From a minimum wage increase to the battle against climate change, Democratic policies dominated the 2016 California legislative session that wrapped up early Thursday morning. And more often than not, those policies emerged victorious.
"We passed landmark climate change legislation, parental leave, minimum wage, we renewed the California Earned Income Tax Credit, we took on the tobacco industry, we took on the gun industry and we got to hang out with the Dalai Lama – all in one year," Democratic Assembly Speaker Anthony Rendon told his colleagues in his session-ending remarks.
Republicans, unsurprisingly, had a different view. Senator Ted Gaines said Democratic policies like raising the minimum wage and setting the state’s greenhouse gas emissions reduction goal for the next decade will hurt lower and middle-class Californians.

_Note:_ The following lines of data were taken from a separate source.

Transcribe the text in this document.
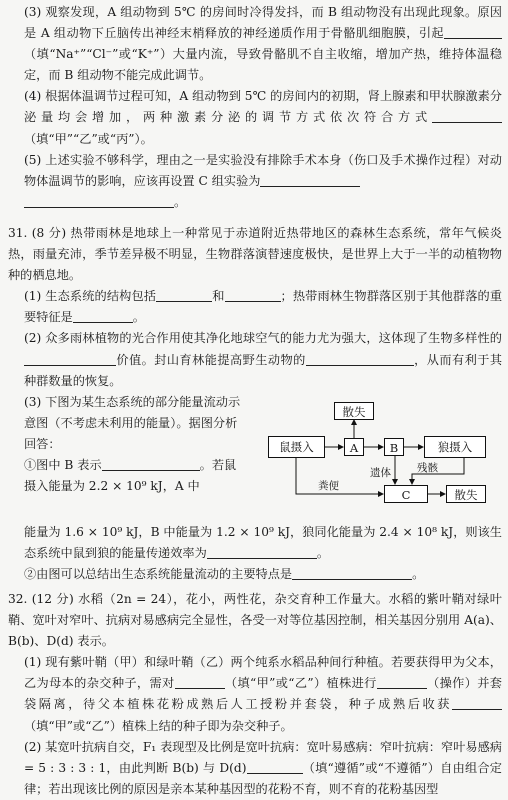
(3) 观察发现，A 组动物到 5℃ 的房间时冷得发抖，而 B 组动物没有出现此现象。原因是 A 组动物下丘脑传出神经末梢释放的神经递质作用于骨骼肌细胞膜，引起（填“Na⁺”“Cl⁻”或“K⁺”）大量内流，导致骨骼肌不自主收缩，增加产热，维持体温稳定，而 B 组动物不能完成此调节。

(4) 根据体温调节过程可知，A 组动物到 5℃ 的房间内的初期，肾上腺素和甲状腺激素分泌量均会增加，两种激素分泌的调节方式依次符合方式（填“甲”“乙”或“丙”）。

(5) 上述实验不够科学，理由之一是实验没有排除手术本身（伤口及手术操作过程）对动物体温调节的影响，应该再设置 C 组实验为
。

31. (8 分) 热带雨林是地球上一种常见于赤道附近热带地区的森林生态系统，常年气候炎热，雨量充沛，季节差异极不明显，生物群落演替速度极快，是世界上大于一半的动植物物种的栖息地。

(1) 生态系统的结构包括	和	；热带雨林生物群落区别于其他群落的重要特征是	。

(2) 众多雨林植物的光合作用使其净化地球空气的能力尤为强大，这体现了生物多样性的价值。封山育林能提高野生动物的	，从而有利于其种群数量的恢复。

(3) 下图为某生态系统的部分能量流动示意图（不考虑未利用的能量）。据图分析回答：
①图中 B 表示	。若鼠摄入能量为 2.2 × 10⁹ kJ，A 中

散失
鼠摄入	A	B	狼摄入
C	散失
遗体 残骸
粪便

能量为 1.6 × 10⁹ kJ，B 中能量为 1.2 × 10⁹ kJ，狼同化能量为 2.4 × 10⁸ kJ，则该生态系统中鼠到狼的能量传递效率为	。

②由图可以总结出生态系统能量流动的主要特点是	。

32. (12 分) 水稻（2n = 24），花小，两性花，杂交育种工作量大。水稻的紫叶鞘对绿叶鞘、宽叶对窄叶、抗病对易感病完全显性，各受一对等位基因控制，相关基因分别用 A(a)、B(b)、D(d) 表示。

(1) 现有紫叶鞘（甲）和绿叶鞘（乙）两个纯系水稻品种间行种植。若要获得甲为父本，乙为母本的杂交种子，需对	（填“甲”或“乙”）植株进行	（操作）并套袋隔离，待父本植株花粉成熟后人工授粉并套袋，种子成熟后收获（填“甲”或“乙”）植株上结的种子即为杂交种子。

(2) 某宽叶抗病自交，F₁ 表现型及比例是宽叶抗病：宽叶易感病：窄叶抗病：窄叶易感病 = 5 : 3 : 3 : 1，由此判断 B(b) 与 D(d)	（填“遵循”或“不遵循”）自由组合定律；若出现该比例的原因是亲本某种基因型的花粉不育，则不育的花粉基因型
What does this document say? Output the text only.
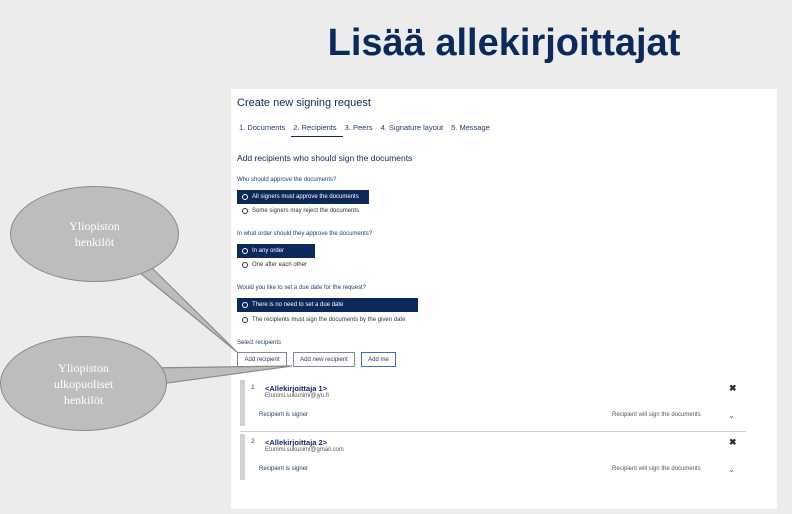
Lisää allekirjoittajat
Create new signing request
1. Documents	2. Recipients	3. Peers	4. Signature layout	5. Message
Add recipients who should sign the documents
Who should approve the documents?
All signers must approve the documents
Some signers may reject the documents
In what order should they approve the documents?
In any order
One after each other
Would you like to set a due date for the request?
There is no need to set a due date
The recipients must sign the documents by the given date
Select recipients
Add recipient	Add new recipient	Add me
1 <Allekirjoittaja 1>
Etunimi.sukunimi@jyu.fi
Recipient is signer	Recipient will sign the documents
✖
⌄
2 <Allekirjoittaja 2>
Etunimi.sukunimi@gmail.com
Recipient is signer	Recipient will sign the documents
✖
⌄
Yliopiston henkilöt
Yliopiston ulkopuoliset henkilöt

"We need to figure out how to create good-paying jobs in the private sector," Gaines told Capital Public Radio. "And when I take a look at some of the policies and legislation moving through the Legislature, I think it’s counter-productive to that."
University of Southern California political analyst Sherry Bebitch Jeffe isn’t quite buying the “most productive legislative session ever” spin, pointing to landmark civil rights and fair housing laws in the 1960s.
She also points out that California is essentially a one-party state.
"The issues that have been broached this session are issues that are easier for the dominant Democratic Party to organize behind, to push and to pass," says Jeffe.
And she expects to see more legislative sessions like this one under the state’s new term limits law, which allows lawmakers – and leaders – to serve up to 12 years in one chamber.